Federal Expenditures ‘Crowd Out’ Private Investment - Leonard P. Liggio, Literature of Liberty, Winter 1981, vol. 4, No. 4 [1981]

Edition used:

Literature of Liberty: A Review of Contemporary Liberal Thought was published first by the Cato Institute (1978-1979) and later by the Institute for Humane Studies (1980-1982) under the editorial direction of Leonard P. Liggio.

Part of: Literature of Liberty: A Review of Contemporary Liberal Thought, 20 vols. 19781-982

About Liberty Fund:

Liberty Fund, Inc. is a private, educational foundation established to encourage the study of the ideal of a society of free and responsible individuals.


Federal Expenditures ‘Crowd Out’ Private Investment

Richard J. Cebula, Christopher Carlos, and James V. Koch

  • Center for Study of Public Choice, Virginia Polytechnic Institute and State University

“The ‘Crowding Out’ Effect of Federal Government Outlay Decisions: An Empirical Note.” Public Choice 36,2(1981):329–336.

Does the evidence support the claim that government spending and expenditures “crowd out” or contract private spending?
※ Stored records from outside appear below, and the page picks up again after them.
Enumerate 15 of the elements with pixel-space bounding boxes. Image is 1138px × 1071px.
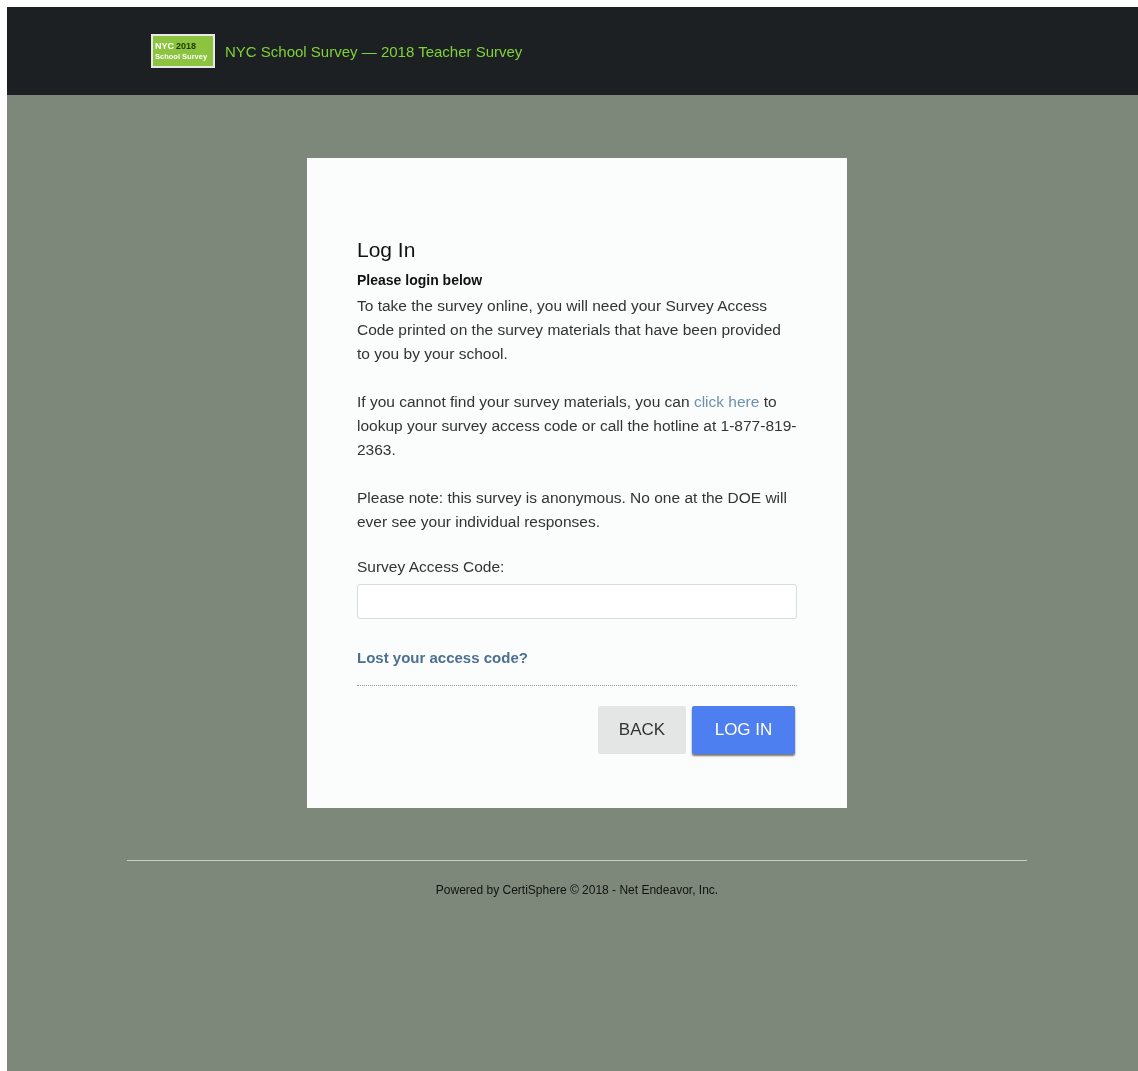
paragraph-text: Please note: this survey is anonymous. No one at the DOE will ever see your individual responses. xyxy=(357,488,788,532)
paragraph-text: To take the survey online, you will need your Survey Access Code printed on the survey materials that have been provided to you by your school. xyxy=(357,296,782,364)
back-button[interactable]: BACK xyxy=(598,706,686,754)
lost-code-link[interactable]: Lost your access code? xyxy=(357,649,528,666)
site-title: NYC School Survey — 2018 Teacher Survey xyxy=(225,42,523,60)
lookup-link[interactable]: click here xyxy=(693,393,760,410)
logo-text: NYC xyxy=(155,40,174,52)
field-label: Survey Access Code: xyxy=(357,558,506,576)
logo-text: 2018 xyxy=(176,40,197,52)
login-subheading: Please login below xyxy=(357,272,484,288)
paragraph-text: If you cannot find your survey materials, you can click here to lookup your survey access code or call the hotline at 1-877-819-2363. xyxy=(357,392,797,460)
login-heading: Log In xyxy=(357,238,417,262)
login-button[interactable]: LOG IN xyxy=(692,706,795,754)
access-code-field[interactable] xyxy=(357,584,797,619)
footer-text: Powered by CertiSphere © 2018 - Net Endeavor, Inc. xyxy=(435,883,719,897)
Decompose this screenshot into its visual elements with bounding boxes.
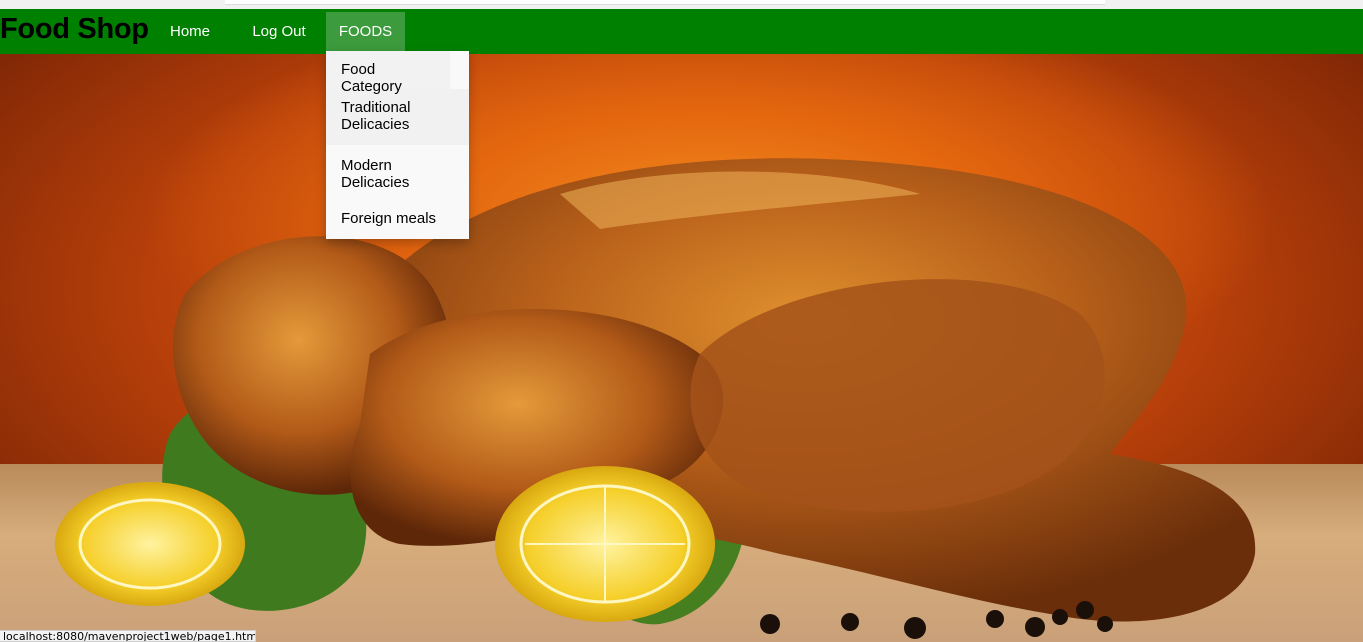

The authors seek to answer this much-debated question by extending the scope of Abrams' and Schmitz' 1978 study; they examine the crowding out effect of aggregate federal government spending decisions upon purchases of new physical capital by private firms. By limiting their analysis solely to private investment in new physical capital, they believe that they can highlight the economic implications of crowding out for long-term inflation and short-term unemployment that results from federal government expenditures. The authors employ mathematical and quantitative models to test their hypotheses.

The authors empirically studied crowding out by examining the proportion of GNP devoted to private investment in new physical capital as a function of the proportion of GNP devoted to federal outlays. They studied three alternative models, all of which displayed evidence of (a) a definite pattern in which government spending crowded out private investment and (b) only partial, i.e. incomplete crowding out. These findings are compatible with earlier studies.

Two important policy implications flow from these findings. First, increases in federal government outlays tend to diminish private-sector investment in new physical capital. To the degree that this kind of crowding out occurs, private sector unemployment is generated. This clearly acts to weaken the stimulatory direct effects of increased federal spending since it inhibits the private sector. Second, to the extent that federal government spending leads to diminished investment in new physical capital, this diminishes the rate of capital formation. This tends to worsen long-term inflation by cutting down on the ability of “aggregate productive capacity” to keep pace with “aggregate demand.”

These two implications cast grave doubts on the wisdom of the federal government's decisions to increase federal outlays in various kinds of spending programs.